Qu’était le monde entier, qu’était Israël, qu’était Juda, qu’était Jérusalem et son Temple? Quand Jésus-Christ parut, le lieu le plus saint était une caverne de voleurs. C’est Jésus-Christ qui le dit en chassant les vendeurs du Temple. Si le Temple était une caverne de voleurs, qu’était le reste du monde!

II. -Les péchés, considérés individuellement.

Voilà pour l’ensemble des pécheurs pris en masse. Mais si je descends dans le détail et que je prenne chacun en particulier, ah! qu’il sera vrai de dire que, devant Dieu, aucun être vivant ne peut être justifié: Quia non justificabitur in conspectu tuo omnis homo vivens(7). Voyez le péché se développant chez chaque homme avec ses caractères divers. L’orgueil le plus éhonté, l’avarice, l’amour des richesses, celui des plaisirs, l’ambition; qui peut retenir l’homme sur cette pente fatale? Bientôt l’incrédulité envahit de toute part. Le péché était un acte d’athéisme comme inconscient, il deviendra un péché positif, on niera Dieu. Jetez les yeux autour de vous. La croyance en Dieu se perd, la volonté va s’affaiblissant, les sens triomphent; la nuit se fait, aucune lumière surnaturelle ne la dissipera; le mal se fait, aucune force ne se trouvera dans l’homme pour le combattre et l’en affranchir. Or, la justice divine est là, prononçant ses jugements; il est là ce Dieu qui a dit: Ego justilias judicabo(8). Qui nous donnera le moyen de nous soustraire au châtiment.
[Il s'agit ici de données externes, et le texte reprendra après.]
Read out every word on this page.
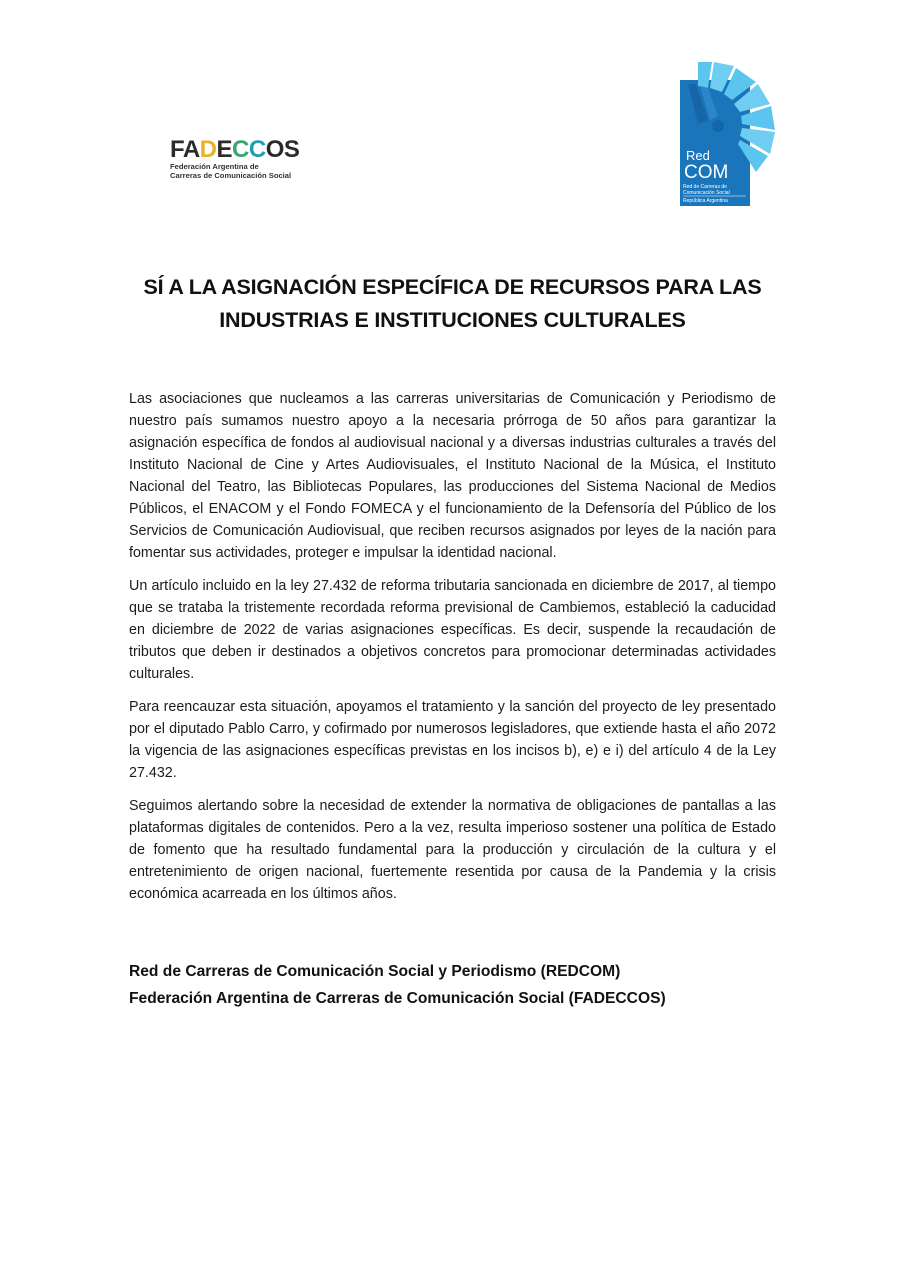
FADECCOS
Federación Argentina de
Carreras de Comunicación Social
Red
COM
Red de Carreras de
Comunicación Social
República Argentina
SÍ A LA ASIGNACIÓN ESPECÍFICA DE RECURSOS PARA LAS
INDUSTRIAS E INSTITUCIONES CULTURALES

Las asociaciones que nucleamos a las carreras universitarias de Comunicación y Periodismo de nuestro país sumamos nuestro apoyo a la necesaria prórroga de 50 años para garantizar la asignación específica de fondos al audiovisual nacional y a diversas industrias culturales a través del Instituto Nacional de Cine y Artes Audiovisuales, el Instituto Nacional de la Música, el Instituto Nacional del Teatro, las Bibliotecas Populares, las producciones del Sistema Nacional de Medios Públicos, el ENACOM y el Fondo FOMECA y el funcionamiento de la Defensoría del Público de los Servicios de Comunicación Audiovisual, que reciben recursos asignados por leyes de la nación para fomentar sus actividades, proteger e impulsar la identidad nacional.

Un artículo incluido en la ley 27.432 de reforma tributaria sancionada en diciembre de 2017, al tiempo que se trataba la tristemente recordada reforma previsional de Cambiemos, estableció la caducidad en diciembre de 2022 de varias asignaciones específicas. Es decir, suspende la recaudación de tributos que deben ir destinados a objetivos concretos para promocionar determinadas actividades culturales.

Para reencauzar esta situación, apoyamos el tratamiento y la sanción del proyecto de ley presentado por el diputado Pablo Carro, y cofirmado por numerosos legisladores, que extiende hasta el año 2072 la vigencia de las asignaciones específicas previstas en los incisos b), e) e i) del artículo 4 de la Ley 27.432.

Seguimos alertando sobre la necesidad de extender la normativa de obligaciones de pantallas a las plataformas digitales de contenidos. Pero a la vez, resulta imperioso sostener una política de Estado de fomento que ha resultado fundamental para la producción y circulación de la cultura y el entretenimiento de origen nacional, fuertemente resentida por causa de la Pandemia y la crisis económica acarreada en los últimos años.

Red de Carreras de Comunicación Social y Periodismo (REDCOM)
Federación Argentina de Carreras de Comunicación Social (FADECCOS)
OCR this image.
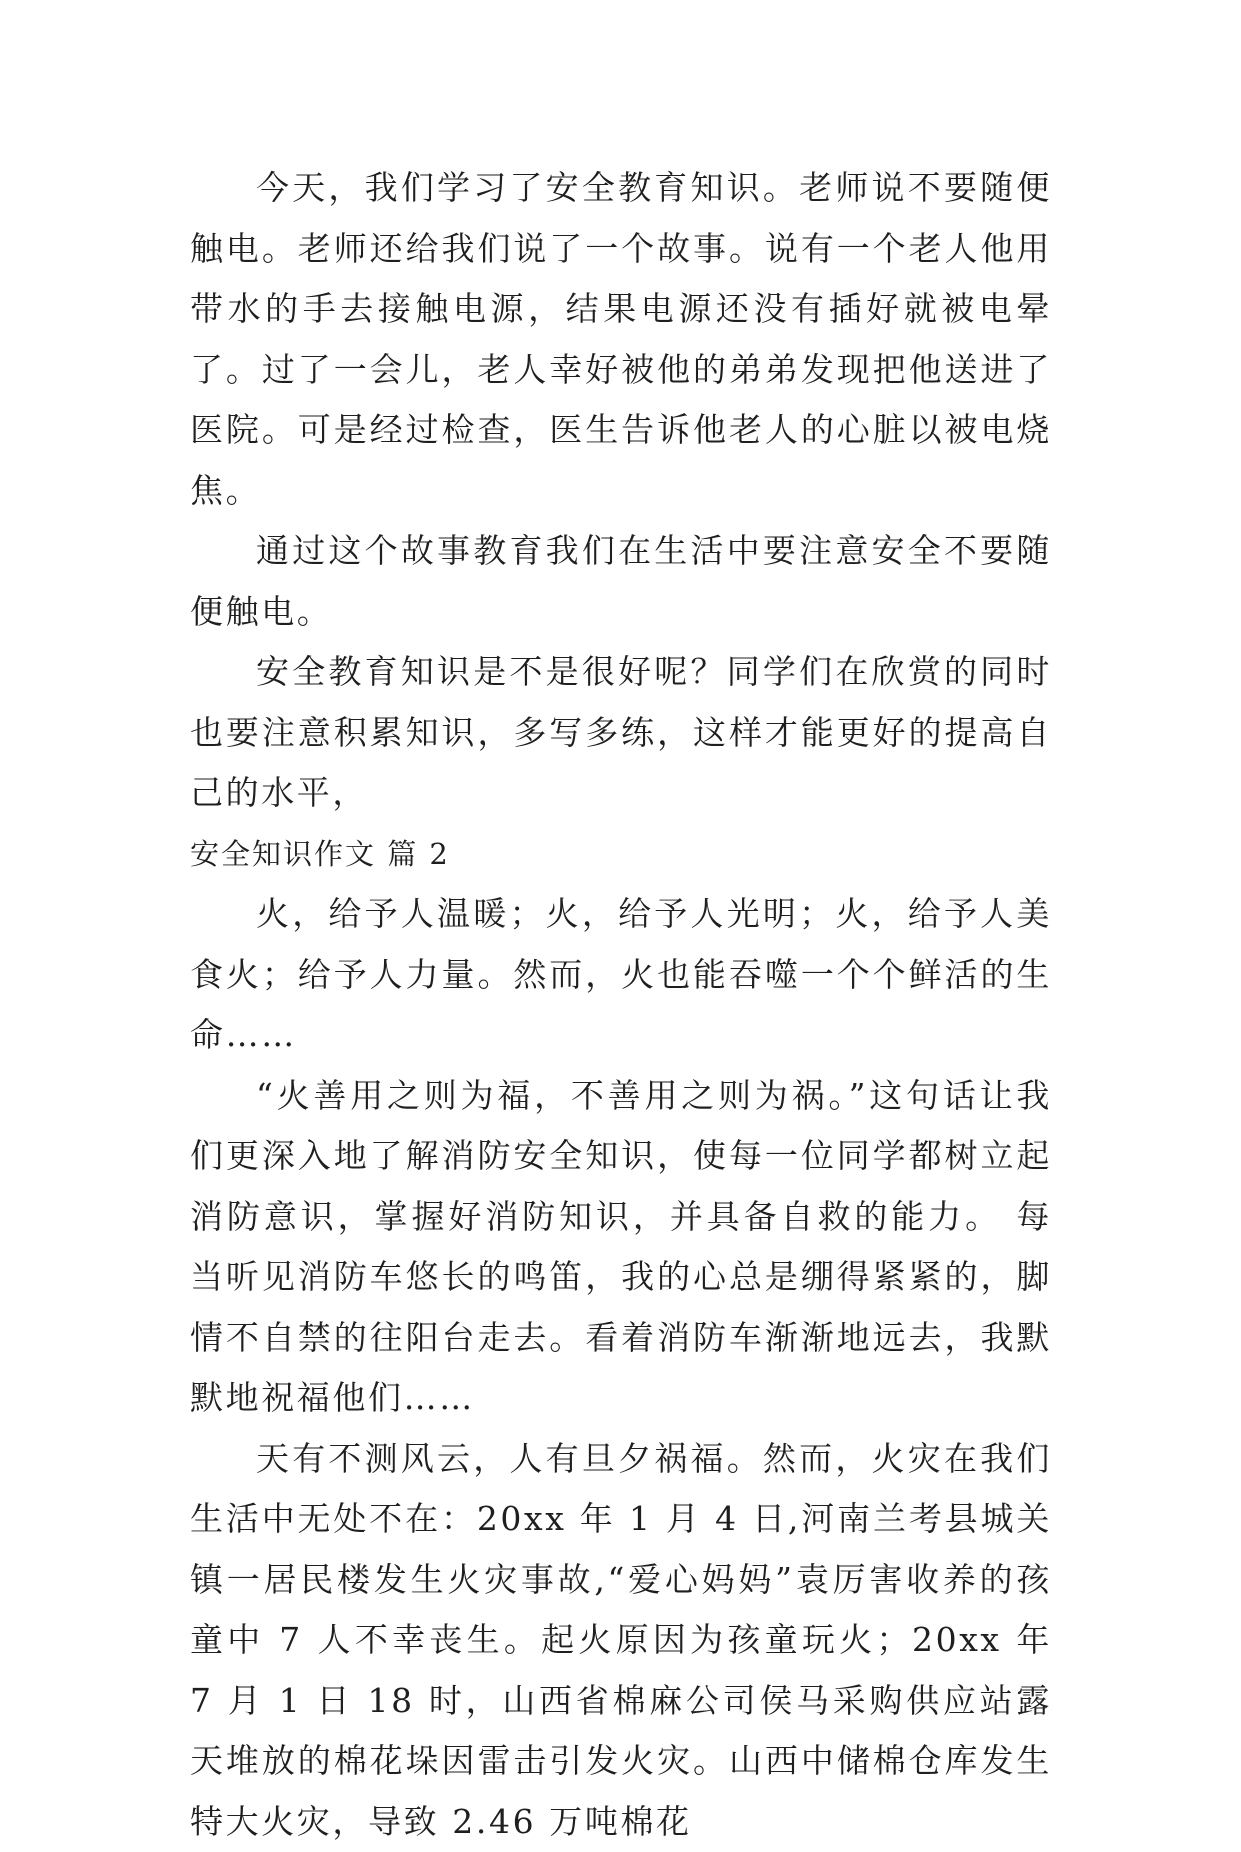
今天，我们学习了安全教育知识。老师说不要随便触电。老师还给我们说了一个故事。说有一个老人他用带水的手去接触电源，结果电源还没有插好就被电晕了。过了一会儿，老人幸好被他的弟弟发现把他送进了医院。可是经过检查，医生告诉他老人的心脏以被电烧焦。

通过这个故事教育我们在生活中要注意安全不要随便触电。

安全教育知识是不是很好呢？同学们在欣赏的同时也要注意积累知识，多写多练，这样才能更好的提高自己的水平，

安全知识作文 篇 2

火，给予人温暖；火，给予人光明；火，给予人美食火；给予人力量。然而，火也能吞噬一个个鲜活的生命……

“火善用之则为福，不善用之则为祸。”这句话让我们更深入地了解消防安全知识，使每一位同学都树立起消防意识，掌握好消防知识，并具备自救的能力。 每当听见消防车悠长的鸣笛，我的心总是绷得紧紧的，脚情不自禁的往阳台走去。看着消防车渐渐地远去，我默默地祝福他们……

天有不测风云，人有旦夕祸福。然而，火灾在我们生活中无处不在：20xx 年 1 月 4 日,河南兰考县城关镇一居民楼发生火灾事故,“爱心妈妈”袁厉害收养的孩童中 7 人不幸丧生。起火原因为孩童玩火；20xx 年 7 月 1 日 18 时，山西省棉麻公司侯马采购供应站露天堆放的棉花垛因雷击引发火灾。山西中储棉仓库发生特大火灾，导致 2.46 万吨棉花
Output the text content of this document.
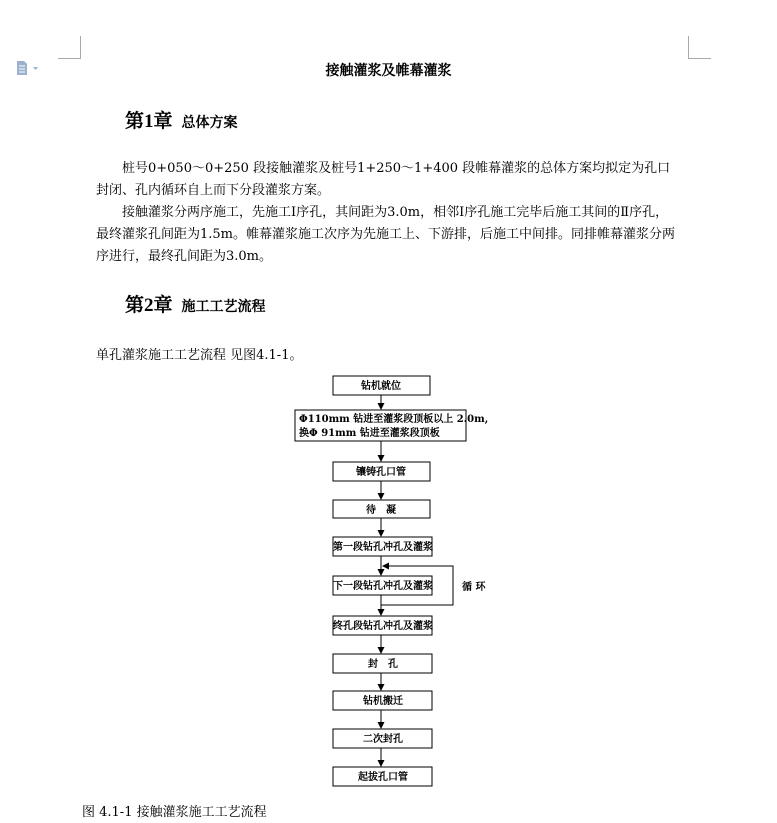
接触灌浆及帷幕灌浆
第1章 总体方案

桩号0+050～0+250 段接触灌浆及桩号1+250～1+400 段帷幕灌浆的总体方案均拟定为孔口封闭、孔内循环自上而下分段灌浆方案。

接触灌浆分两序施工，先施工Ⅰ序孔，其间距为3.0m，相邻Ⅰ序孔施工完毕后施工其间的Ⅱ序孔，最终灌浆孔间距为1.5m。帷幕灌浆施工次序为先施工上、下游排，后施工中间排。同排帷幕灌浆分两序进行，最终孔间距为3.0m。

第2章 施工工艺流程
单孔灌浆施工工艺流程 见图4.1-1。
钻机就位
Φ110mm 钻进至灌浆段顶板以上 2.0m,
换Φ 91mm 钻进至灌浆段顶板
镶铸孔口管
待　凝
第一段钻孔冲孔及灌浆
下一段钻孔冲孔及灌浆
终孔段钻孔冲孔及灌浆
封　孔
钻机搬迁
二次封孔
起拔孔口管
循 环
图 4.1-1 接触灌浆施工工艺流程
III. -Conclusion pratique.

Reconnaissons-le, l’homme n’a jamais ajouté que péché à péché. C’est pourquoi, pour en arrêter le cours, pour apaiser la justice, il a fallu une victime d’un prix infini. Dieu pourrait sans doute sauver le monde par un autre moyen que l’effusion du sang d’un Dieu fait homme, mais il fallait faire connaître à l’homme le prix de son rachat.

Et quant à la conclusion pratique, je la trouve dans ces paroles de saint Paul: Quomodo effugiemus, si tantam neglexerimus salutem?(9) Le salut nous est offert par le sang d’un Dieu répandu pour nous; où nous tournerons-nous, si nous négligeons l’occasion de nous sauver? » Ah! prenons d’énergiques résolutions et sauvons-nous de la justice de Dieu dans sa miséricorde infinie.

Notes et post-scriptum
1. Ce double titre est tout entier de la main du P. d'Alzon sur la feuille de garde de son manuscrit.2. "Le Seigneur est juste, et il aime la justice; son visage contemple l'équité." (Ps.X, 8.)
3. *Eph. II, 3*.
4. *Sine fide impossibile est placere Deo*. (Hebr. XI, 6.)
5. *Fecemi la divina potestate, la Somma sapienza ed il primo amore. (DANTE, Enfer, 3e chant.)
6. "Plus ils se sont approchés de Dieu par l'intelligence, plus ils s'en sont éloignés par l'orgueil."
7. *Nul homme vivant ne sera trouvé juste devant vous." (Ps. CXLII, 2.)
8. "Je jugerai les justices." (Ps. LXXIV. 3.)
9. "Comment échapperons-nous, si nous négligeons un si excellent moyen de salut?" (Hebr. II, 3.)